In un’epoca in cui non gettare le cartacce per strada e salutare cortesemente i conoscenti erano regole del comportamento comune, c’era da aspettarsi che, da grandi, i bambini avrebbero tratto grande giovamento da quelle vecchie pellicole dove le star anglosassoni facevano diligentemente la coda per salire sull’autobus. Di certo, non si poteva neppure immaginare di vedere qualcuno impegnato a scarabocchiarne i sedili col pennarello. Peccato che quell’indottrinamento passivo sia servito a poco. Anzi, attraverso gli anni Ottanta del famoso edonismo reaganiano, l’Italia sembra aver consolidato ancora di più la nomea internazionale di paese con tanta buona arte e moda, ma simpatica - mente diseducato e indifferente alla respublica. Se i messaggi negativi che passa la tv sembrano arrivare sempre a segno, cosa è andato storto nell’elaborazione di quelli positivi?

Pensieri, parole, azioni

«Molto più delle ore trascorse davanti alla tv valgono i riscontri. Sono i comportamenti coerenti degli adulti a imprimere un marchio permanente sulla personalità dei giovanissimi», spiega l’ex magistrato Gherardo Colombo, uno che ha molto a cuore la consapevolezza civica delle nuove generazioni e mostra le idee chiare su come fargliela raggiungere. Dopo il successo di Sei Stato tu? La Costituzione attraverso le domande dei bambini, scritto a quattro mani con l’insegnante-saggista Anna Sarfatti, Colombo è appena tornato in libreria (di nuovo con la Sarfatti) col manuale Educare alla legalità. Suggerimenti pratici e non per genitori e insegnanti (Salani). L’obiettivo è ambizioso: capovolgere la mentalità individualista degli italiani, o almeno quella delle generazioni a venire, evocando quello spirito di collettività che in Italia sembra un miraggio. Ma invece di lanciare scontati strali a salve contro l’audience adulta, l’investimento a lunga scadenza suggerito da Colombo e dalla Sarfatti punta tutto sui bambini, «perché con gli adulti è più difficile. Hanno una storia e delle scelte alle spalle che difficilmente rimetteranno in discussione. Molto meglio i ragazzi,che sono ancora da plasmare».

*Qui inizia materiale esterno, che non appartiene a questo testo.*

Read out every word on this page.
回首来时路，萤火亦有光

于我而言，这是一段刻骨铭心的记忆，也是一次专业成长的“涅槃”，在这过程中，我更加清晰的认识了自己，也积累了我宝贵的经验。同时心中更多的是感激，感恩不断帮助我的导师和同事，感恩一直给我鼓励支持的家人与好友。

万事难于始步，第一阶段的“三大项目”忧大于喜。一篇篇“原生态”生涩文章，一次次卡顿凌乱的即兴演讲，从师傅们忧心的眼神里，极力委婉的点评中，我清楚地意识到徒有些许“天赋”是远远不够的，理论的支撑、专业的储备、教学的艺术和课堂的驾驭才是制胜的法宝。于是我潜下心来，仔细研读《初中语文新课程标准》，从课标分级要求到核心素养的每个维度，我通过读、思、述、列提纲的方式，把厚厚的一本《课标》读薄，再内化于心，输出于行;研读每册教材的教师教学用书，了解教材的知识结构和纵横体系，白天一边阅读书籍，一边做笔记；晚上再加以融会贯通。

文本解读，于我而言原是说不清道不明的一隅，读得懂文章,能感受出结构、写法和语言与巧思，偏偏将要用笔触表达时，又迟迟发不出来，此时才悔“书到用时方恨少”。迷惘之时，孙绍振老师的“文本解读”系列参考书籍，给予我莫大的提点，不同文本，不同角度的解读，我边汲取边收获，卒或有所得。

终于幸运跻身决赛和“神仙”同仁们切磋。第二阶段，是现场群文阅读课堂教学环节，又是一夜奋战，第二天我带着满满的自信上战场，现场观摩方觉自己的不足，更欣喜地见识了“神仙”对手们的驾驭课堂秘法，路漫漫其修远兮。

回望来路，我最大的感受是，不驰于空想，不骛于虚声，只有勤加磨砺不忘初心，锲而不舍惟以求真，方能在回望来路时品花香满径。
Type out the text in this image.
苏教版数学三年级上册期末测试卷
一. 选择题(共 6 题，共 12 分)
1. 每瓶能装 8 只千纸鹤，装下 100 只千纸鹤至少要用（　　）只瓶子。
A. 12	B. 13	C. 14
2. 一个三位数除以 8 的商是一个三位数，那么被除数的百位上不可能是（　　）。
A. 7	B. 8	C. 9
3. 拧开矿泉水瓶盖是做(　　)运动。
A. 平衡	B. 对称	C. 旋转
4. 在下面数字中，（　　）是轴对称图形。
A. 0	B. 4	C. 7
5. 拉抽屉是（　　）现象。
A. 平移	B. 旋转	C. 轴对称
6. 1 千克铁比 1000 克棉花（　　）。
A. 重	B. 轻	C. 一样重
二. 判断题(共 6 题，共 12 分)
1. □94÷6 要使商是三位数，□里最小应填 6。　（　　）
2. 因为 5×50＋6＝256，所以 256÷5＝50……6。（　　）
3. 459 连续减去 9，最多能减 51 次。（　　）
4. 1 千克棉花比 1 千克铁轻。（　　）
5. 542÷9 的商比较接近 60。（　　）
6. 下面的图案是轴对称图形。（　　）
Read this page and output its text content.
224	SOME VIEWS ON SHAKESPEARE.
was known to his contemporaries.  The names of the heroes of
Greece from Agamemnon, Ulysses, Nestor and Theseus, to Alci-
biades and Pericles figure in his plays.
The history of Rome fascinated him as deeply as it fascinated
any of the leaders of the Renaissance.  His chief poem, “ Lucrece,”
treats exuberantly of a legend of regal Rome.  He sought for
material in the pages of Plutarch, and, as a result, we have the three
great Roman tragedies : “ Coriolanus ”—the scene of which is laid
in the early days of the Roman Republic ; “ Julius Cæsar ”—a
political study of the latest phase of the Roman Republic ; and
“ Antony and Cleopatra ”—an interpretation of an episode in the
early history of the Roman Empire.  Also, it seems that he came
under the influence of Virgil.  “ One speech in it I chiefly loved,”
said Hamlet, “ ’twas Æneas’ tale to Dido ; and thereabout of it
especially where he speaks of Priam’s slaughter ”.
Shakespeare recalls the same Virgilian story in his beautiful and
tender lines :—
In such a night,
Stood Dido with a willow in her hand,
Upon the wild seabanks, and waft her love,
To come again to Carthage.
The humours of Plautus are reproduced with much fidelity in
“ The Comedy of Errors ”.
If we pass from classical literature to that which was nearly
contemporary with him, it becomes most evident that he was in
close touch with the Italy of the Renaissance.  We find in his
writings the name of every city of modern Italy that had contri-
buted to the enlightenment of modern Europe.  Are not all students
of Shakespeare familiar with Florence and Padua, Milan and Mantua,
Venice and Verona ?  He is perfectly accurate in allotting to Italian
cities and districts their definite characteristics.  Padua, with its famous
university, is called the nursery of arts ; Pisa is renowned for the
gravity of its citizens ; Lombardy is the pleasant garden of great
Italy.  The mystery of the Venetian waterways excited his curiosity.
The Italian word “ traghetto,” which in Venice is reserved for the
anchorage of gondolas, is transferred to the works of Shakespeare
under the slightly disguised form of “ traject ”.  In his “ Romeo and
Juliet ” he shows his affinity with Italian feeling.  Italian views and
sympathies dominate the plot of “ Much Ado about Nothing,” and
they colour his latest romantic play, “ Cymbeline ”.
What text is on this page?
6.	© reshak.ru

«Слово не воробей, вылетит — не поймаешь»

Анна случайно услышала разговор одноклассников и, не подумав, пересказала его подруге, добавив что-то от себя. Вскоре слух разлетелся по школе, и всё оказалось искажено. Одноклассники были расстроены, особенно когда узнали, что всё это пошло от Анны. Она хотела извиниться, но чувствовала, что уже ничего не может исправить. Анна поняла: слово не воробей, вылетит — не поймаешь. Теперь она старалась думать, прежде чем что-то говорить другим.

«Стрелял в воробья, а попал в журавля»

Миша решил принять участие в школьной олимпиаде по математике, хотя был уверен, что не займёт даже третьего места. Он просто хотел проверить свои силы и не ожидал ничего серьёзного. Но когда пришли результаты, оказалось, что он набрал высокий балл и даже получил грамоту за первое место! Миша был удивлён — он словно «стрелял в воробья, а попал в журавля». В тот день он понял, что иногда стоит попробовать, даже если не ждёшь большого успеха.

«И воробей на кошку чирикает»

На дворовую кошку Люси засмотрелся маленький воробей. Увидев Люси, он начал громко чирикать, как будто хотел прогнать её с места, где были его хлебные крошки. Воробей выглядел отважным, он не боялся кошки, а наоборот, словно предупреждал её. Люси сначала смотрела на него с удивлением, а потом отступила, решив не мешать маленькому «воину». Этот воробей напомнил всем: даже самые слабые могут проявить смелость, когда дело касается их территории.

Il problema sorge però quando il bambino riceve segnali contrastanti dalle quattro fonti principali di(in)formazione: famiglia, scuola, amici e mass media. Con quali trascorre più tempo? Chi ha maggiore influenza sul suo futuro? Quanta confusione si crea in una mente ancora “morbida” quando sente la mamma lamentarsi dello zoticone che le blocca l’auto col suv in doppia fila, e poi lancia anatemi contro il vigile che ha multato il figlio maggiore, pizzicato senza casco in motociclo?

Dire, fare, rispettare

«Le parole funzionano quando sono coerenti con il comportamento, sia a scuola che in famiglia», dice Colombo, che a conferma dei valori che difende, ce ne parla al telefono mentre viaggia sui mezzi pubblici. «Da noi, invece, le regole valgono soprattutto quando devono rispettarle gli altri. Purtroppo, aspettarsi che il prossimo si comporti meglio di noi è una caratteristica nazionale, un segno d’immaturità di un paese che non supera ancora determinati fattori storici. In fondo, siamo uno Stato giovane, sottomesso per lungo tempo, schivato dal vento della riforma protestante che negli altri paesi ha imposto una riflessione di responsabilità ».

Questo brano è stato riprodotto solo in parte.